EU countries should work towards a coordinated position in the discussions on the reform of the MDBs. It is commendable that EU countries were among the supporters of the World Bank reform process, but they should also coordinate their support in implementing the proposed changes. One priority could be to strengthen the financing power of the MDBs. For example, Germany’s leading role in providing EUR 300 million in hybrid capital to the World Bank has been instrumental in unlocking similar contributions from other EU countries. Moreover, EU countries should actively and collectively promote the use of callable capital by MDBs and help in the efforts to secure the recognition of its value by credit rating agencies. They should also support the channelling of Special Drawing Rights (SDRs) through MDBs, which, unlike through the IMF, can leverage SDRs up to four times. There are notable differences among EU countries in this regard. For example, while France and Spain are actively supporting the hybrid capital proposal of the African Development Bank (AfDB) and the Inter-American Development Bank (IDB), Germany has been cautious on on-lending SDRs. Beyond coordinating these responses, European countries should urge the European Central Bank (ECB) to clarify its position on channelling EU member SDRs to the MDB, an important obstacle in unlocking the full potential of this hybrid capital proposal.
Another important issue in this context is growing calls for governance reforms in the international financial architecture. The EU and its member states should be receptive to, and coordinate, their responses to issues of outdated governance and voting rights in the World Bank and the International Monetary Fund (IMF), a key demand of countries in the Global South. Delaying such reforms will result in significant costs, including the erosion of trust in not only the IMF and World Bank, but also in multilateral institutions in general.
In summary, enhancing the EU’s collective voice on MDB reforms could markedly enhance the EU’s global influence. By presenting a unified front, the EU can more effectively advocate for reforms that align with its values and priorities, such as sustainable development, climate action, and poverty reduction. Moreover, it can present itself as a relevant and credible global actor in an increasingly multipolar world.
Striving for more evidence-based decisions and improved coherence within the EU
When it comes to intra-European challenges, increased policy ambitions translate into a considerable learning curve for policymakers in the EU and its member states in terms of promoting investment and partnering with the European private sector. One clear risk is often referred to as “additionality”, inversely the possibility that the EU’s ODA supports investment that would also have happened without it, thus potentially distorting investment markets.

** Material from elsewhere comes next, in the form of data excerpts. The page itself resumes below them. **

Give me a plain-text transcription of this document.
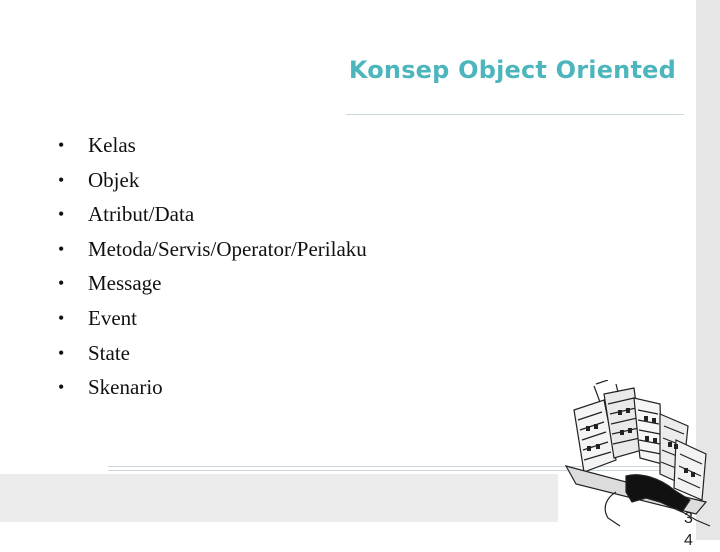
Konsep Object Oriented
• Kelas
• Objek
• Atribut/Data
• Metoda/Servis/Operator/Perilaku
• Message
• Event
• State
• Skenario
3
4
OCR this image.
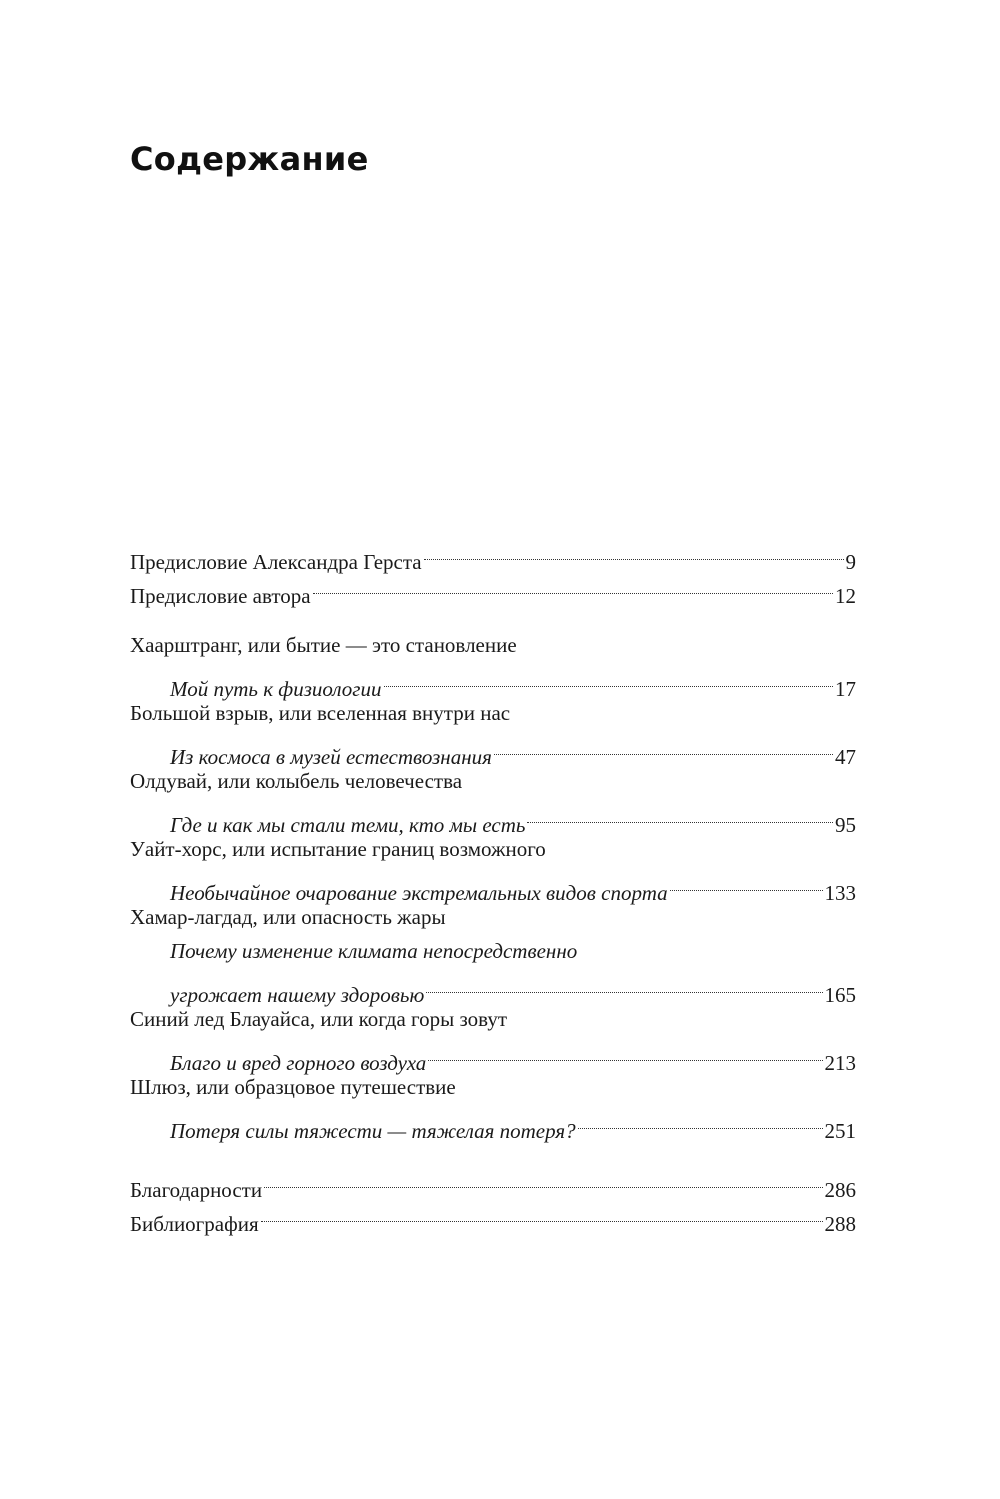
Содержание
Предисловие Александра Герста	9
Предисловие автора	12
Хаарштранг, или бытие — это становление
Мой путь к физиологии	17
Большой взрыв, или вселенная внутри нас
Из космоса в музей естествознания	47
Олдувай, или колыбель человечества
Где и как мы стали теми, кто мы есть	95
Уайт-хорс, или испытание границ возможного
Необычайное очарование экстремальных видов спорта	133
Хамар-лагдад, или опасность жары
Почему изменение климата непосредственно
угрожает нашему здоровью	165
Синий лед Блауайса, или когда горы зовут
Благо и вред горного воздуха	213
Шлюз, или образцовое путешествие
Потеря силы тяжести — тяжелая потеря?	251
Благодарности	286
Библиография	288
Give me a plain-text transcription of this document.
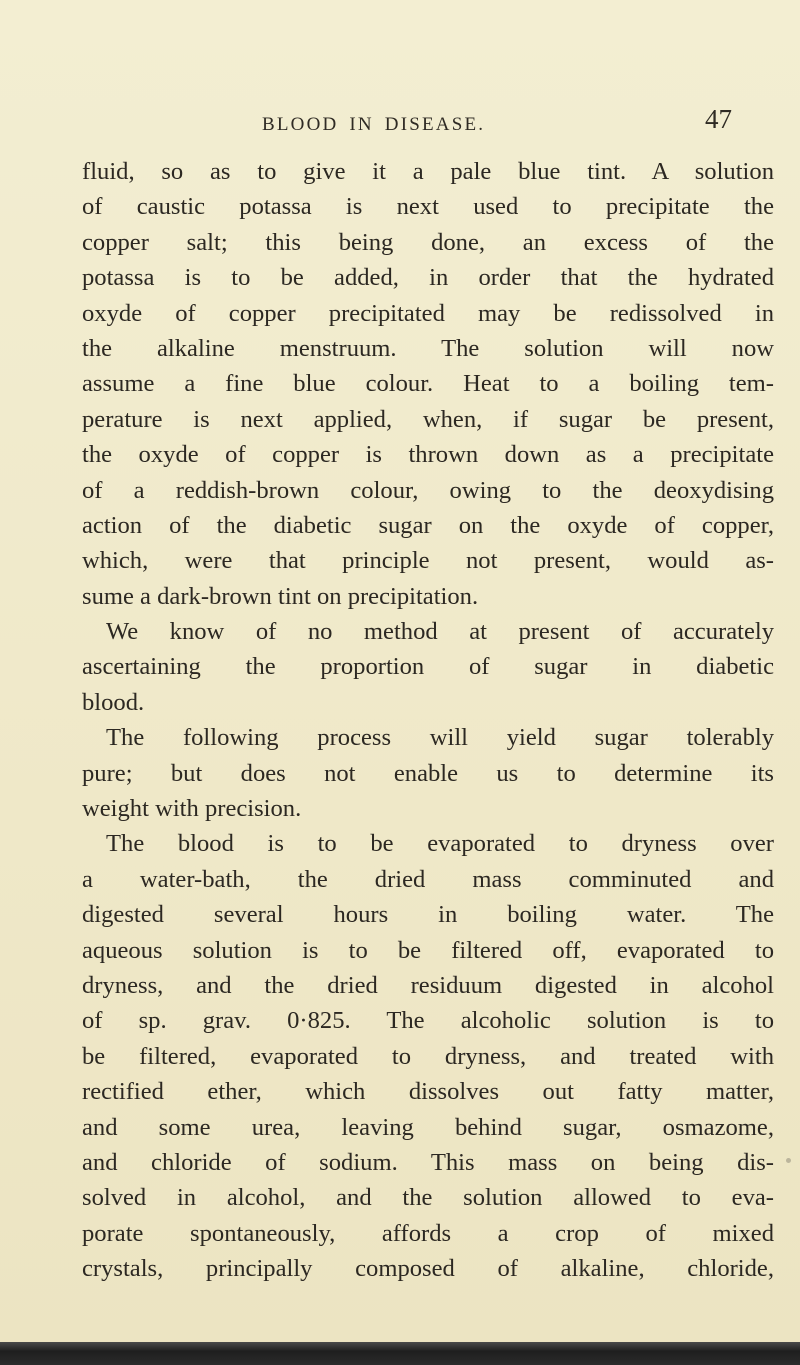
BLOOD IN DISEASE.	47
fluid, so as to give it a pale blue tint. A solution
of caustic potassa is next used to precipitate the
copper salt; this being done, an excess of the
potassa is to be added, in order that the hydrated
oxyde of copper precipitated may be redissolved in
the alkaline menstruum. The solution will now
assume a fine blue colour. Heat to a boiling tem-
perature is next applied, when, if sugar be present,
the oxyde of copper is thrown down as a precipitate
of a reddish-brown colour, owing to the deoxydising
action of the diabetic sugar on the oxyde of copper,
which, were that principle not present, would as-
sume a dark-brown tint on precipitation.
We know of no method at present of accurately
ascertaining the proportion of sugar in diabetic
blood.
The following process will yield sugar tolerably
pure; but does not enable us to determine its
weight with precision.
The blood is to be evaporated to dryness over
a water-bath, the dried mass comminuted and
digested several hours in boiling water. The
aqueous solution is to be filtered off, evaporated to
dryness, and the dried residuum digested in alcohol
of sp. grav. 0·825. The alcoholic solution is to
be filtered, evaporated to dryness, and treated with
rectified ether, which dissolves out fatty matter,
and some urea, leaving behind sugar, osmazome,
and chloride of sodium. This mass on being dis-
solved in alcohol, and the solution allowed to eva-
porate spontaneously, affords a crop of mixed
crystals, principally composed of alkaline, chloride,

Secondly, a general overview of how the practice is reflecting the policy ambition is still largely missing which makes it hard to assess whether the EU is effective in its investment promotion ambitions. Third, it remains unclear to what extent the focus on investment results in a stronger focus for spending EU ODA in more investment-friendly contexts, thus going at the expense of the EU’s engagement in least developed countries (LDCs) and fragile states. Fourth, the long-term public debt consequences of the EU’s policy ambitions also need to be carefully monitored and addressed where necessary.
A geopolitical Europe will require to further strengthen the role of the European private sector in development cooperation. European engagement in developing countries is not only about promoting sustainable development and economic change, but also about strengthening the EU’s influence and geopolitical weight in competition with countries such as China and Russia.
Resulting from the EU foreign ministers’ call for a European global connectivity strategy, the Global Gateway can be seen in part as a concrete response to this challenge (see Section 1 on the Global Gateway in this publication). This initiative has also created a platform for increasing the visibility of the European Investment Bank’s involvement, which has committed to delivering one-third of the Global Gateway’s target of EUR 300 billion in investment during the period 2021-2027.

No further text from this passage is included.